小児期急性白血病の細胞回転に対するCytosine arabinosideおよびDaunomycinの影響

抄録

The therapeutic effect of cytosine arabinoside and daunomycin on leukemic blast cells in the bone marrow was evaluated. Changes in proliferative capacity were evaluated by serial measurements of the number of cells in mitosis and the per cent of cells in deoxy-ribonucleic acid (DNA) synthesis and ribonucleic acid (RNA) synthesis as indicated by ability to incorporate ³H-thymidine or ³H-uridine. Seven cases of acute myeloblastic leukemia of children were studied. These patients had recieved and were resistant to all other standard chemotherapeutic agents at this time.
Cytosine arabinoside was given by an intravenous injection in a dose of 100 mg/m². The in vivo H³-thymidine labeling index of leukemic blast cells decreased rapidly 4 hours after injection of cytosine arabinoside and recovered within 24 hours. This phenemenon indicated that cytosine arabinoside inhibited DNA synthesis and achieved partial synchronization of the cells.

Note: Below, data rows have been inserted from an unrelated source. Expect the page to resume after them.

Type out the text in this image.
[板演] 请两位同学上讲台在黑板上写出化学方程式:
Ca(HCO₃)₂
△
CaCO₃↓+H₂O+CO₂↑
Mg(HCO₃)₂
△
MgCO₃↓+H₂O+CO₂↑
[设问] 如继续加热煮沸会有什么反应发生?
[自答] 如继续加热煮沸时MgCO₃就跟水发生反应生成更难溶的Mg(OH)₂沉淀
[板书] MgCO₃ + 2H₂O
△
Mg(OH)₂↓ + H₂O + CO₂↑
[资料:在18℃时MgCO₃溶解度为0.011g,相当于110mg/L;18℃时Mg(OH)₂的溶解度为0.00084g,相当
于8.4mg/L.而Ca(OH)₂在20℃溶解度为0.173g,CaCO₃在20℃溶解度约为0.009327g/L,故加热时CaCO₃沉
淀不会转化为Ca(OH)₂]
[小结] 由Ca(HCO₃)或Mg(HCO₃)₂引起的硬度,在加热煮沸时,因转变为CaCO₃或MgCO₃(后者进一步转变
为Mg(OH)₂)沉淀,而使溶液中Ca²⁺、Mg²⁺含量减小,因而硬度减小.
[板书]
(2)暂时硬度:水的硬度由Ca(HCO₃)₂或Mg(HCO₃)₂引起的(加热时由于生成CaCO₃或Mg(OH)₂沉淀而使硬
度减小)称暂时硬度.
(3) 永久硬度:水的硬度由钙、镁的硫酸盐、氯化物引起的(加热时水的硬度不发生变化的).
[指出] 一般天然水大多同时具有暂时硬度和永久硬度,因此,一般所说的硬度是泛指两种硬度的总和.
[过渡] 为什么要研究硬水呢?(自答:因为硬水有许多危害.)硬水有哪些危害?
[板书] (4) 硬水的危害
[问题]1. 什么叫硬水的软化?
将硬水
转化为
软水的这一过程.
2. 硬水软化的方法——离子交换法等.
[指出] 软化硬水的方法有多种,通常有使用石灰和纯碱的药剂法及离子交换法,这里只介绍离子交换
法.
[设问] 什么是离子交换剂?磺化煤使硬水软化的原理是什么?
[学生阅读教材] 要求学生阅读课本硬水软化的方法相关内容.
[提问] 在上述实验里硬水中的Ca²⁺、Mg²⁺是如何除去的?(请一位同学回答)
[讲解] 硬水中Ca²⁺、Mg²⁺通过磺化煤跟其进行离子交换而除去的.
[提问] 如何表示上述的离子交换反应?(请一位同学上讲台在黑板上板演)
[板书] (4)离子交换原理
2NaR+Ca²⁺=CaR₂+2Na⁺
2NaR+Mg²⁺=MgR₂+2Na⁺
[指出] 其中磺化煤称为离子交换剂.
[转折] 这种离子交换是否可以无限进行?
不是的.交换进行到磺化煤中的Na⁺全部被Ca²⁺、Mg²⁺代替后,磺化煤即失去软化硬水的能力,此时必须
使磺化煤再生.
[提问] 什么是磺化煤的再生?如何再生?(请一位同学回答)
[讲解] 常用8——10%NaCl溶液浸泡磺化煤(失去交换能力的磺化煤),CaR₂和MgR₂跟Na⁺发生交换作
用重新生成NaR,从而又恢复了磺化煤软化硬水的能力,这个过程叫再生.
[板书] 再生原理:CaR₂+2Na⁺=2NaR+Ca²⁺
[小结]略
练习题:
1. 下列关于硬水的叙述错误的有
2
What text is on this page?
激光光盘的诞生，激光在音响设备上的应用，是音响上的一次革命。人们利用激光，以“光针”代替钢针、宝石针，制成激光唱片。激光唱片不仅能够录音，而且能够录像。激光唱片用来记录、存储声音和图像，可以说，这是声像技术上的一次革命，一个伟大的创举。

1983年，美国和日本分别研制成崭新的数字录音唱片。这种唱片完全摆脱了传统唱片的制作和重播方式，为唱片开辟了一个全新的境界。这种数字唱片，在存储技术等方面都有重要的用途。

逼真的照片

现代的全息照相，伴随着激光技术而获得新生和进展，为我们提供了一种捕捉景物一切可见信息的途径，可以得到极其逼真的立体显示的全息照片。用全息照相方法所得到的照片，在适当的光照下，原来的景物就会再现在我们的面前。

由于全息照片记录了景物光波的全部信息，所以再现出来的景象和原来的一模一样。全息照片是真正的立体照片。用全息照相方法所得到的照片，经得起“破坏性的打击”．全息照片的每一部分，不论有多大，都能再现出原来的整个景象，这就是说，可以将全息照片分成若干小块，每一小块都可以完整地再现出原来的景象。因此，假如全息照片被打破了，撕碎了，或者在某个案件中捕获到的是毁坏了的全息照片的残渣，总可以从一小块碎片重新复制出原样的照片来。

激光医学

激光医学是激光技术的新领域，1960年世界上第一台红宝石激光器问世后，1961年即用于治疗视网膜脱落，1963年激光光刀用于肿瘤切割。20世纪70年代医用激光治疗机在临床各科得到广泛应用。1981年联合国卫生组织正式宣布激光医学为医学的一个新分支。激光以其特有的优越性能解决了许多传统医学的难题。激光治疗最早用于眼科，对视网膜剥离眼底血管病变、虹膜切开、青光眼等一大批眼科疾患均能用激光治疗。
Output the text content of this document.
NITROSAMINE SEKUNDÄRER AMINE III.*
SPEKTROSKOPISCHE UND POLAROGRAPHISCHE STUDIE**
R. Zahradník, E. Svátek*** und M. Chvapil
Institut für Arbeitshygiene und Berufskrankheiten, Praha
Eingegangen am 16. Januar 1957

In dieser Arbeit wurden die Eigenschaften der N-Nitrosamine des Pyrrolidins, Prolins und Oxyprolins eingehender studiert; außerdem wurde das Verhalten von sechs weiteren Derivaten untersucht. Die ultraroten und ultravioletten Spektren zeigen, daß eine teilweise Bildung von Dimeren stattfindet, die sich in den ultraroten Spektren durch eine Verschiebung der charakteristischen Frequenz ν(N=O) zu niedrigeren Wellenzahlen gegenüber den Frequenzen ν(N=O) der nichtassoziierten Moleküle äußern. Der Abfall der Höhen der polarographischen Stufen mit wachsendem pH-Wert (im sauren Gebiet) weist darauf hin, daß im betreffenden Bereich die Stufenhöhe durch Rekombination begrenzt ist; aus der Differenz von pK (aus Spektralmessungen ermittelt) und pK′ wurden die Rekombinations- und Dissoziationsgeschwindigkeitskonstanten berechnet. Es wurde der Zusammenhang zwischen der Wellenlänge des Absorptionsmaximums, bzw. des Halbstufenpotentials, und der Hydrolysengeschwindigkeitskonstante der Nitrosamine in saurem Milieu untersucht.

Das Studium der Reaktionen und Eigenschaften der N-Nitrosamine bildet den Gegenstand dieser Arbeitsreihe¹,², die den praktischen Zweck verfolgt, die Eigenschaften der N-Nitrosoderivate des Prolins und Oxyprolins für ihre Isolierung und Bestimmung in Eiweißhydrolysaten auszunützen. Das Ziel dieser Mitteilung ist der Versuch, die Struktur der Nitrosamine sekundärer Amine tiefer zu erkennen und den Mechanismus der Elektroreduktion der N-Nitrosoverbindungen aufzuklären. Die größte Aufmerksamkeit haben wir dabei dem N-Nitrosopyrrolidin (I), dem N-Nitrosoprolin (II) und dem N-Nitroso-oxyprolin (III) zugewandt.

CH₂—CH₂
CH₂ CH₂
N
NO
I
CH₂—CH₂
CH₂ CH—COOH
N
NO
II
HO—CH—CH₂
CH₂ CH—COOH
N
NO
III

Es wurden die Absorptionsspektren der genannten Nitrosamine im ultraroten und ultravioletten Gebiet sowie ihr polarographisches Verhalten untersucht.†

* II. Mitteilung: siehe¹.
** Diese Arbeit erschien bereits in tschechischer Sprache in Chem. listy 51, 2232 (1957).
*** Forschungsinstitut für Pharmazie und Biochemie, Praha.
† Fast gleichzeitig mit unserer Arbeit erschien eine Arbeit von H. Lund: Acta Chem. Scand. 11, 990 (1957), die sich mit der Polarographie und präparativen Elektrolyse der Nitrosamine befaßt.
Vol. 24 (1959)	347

Daunomycin was given by an intravenous injection in a dose of 1 mg/kg body weight. Four hours after completion of the injection, there were no remarkable changes in mitotic and ³H-thymidine labeling indexes. Twenty-four to 48 hours after injection both mitotic and labeling indexes had decreased markedly and recovered to the control level gradually within 72 to 96 hours. Mean grain count of labeled cells were unchanged. The in vivo ³H-thymidine labeling index of cells decreased or increased 4 hours after injection of daunomycin. The in vitro ³H-thymidine lebeling index of leukemic cells decreased rapidly 4 hours after incubation with daunomycin. These data indicated that daunomycin inhibited DNA synthesis more slowly than cytosine arabinoside. One explanation was that leukemic cells in G₁ (G₀) phase could incorporate daunomycin injected, which would persist in the cells and show inhibitory effect of DNA synthesis when those cells marched into S phase. Another was that inhibitory effect of daunomycin for the leukemic cells in G₁ (G₀) phase to enter S phase, probably through inhibition of RNA synthesis.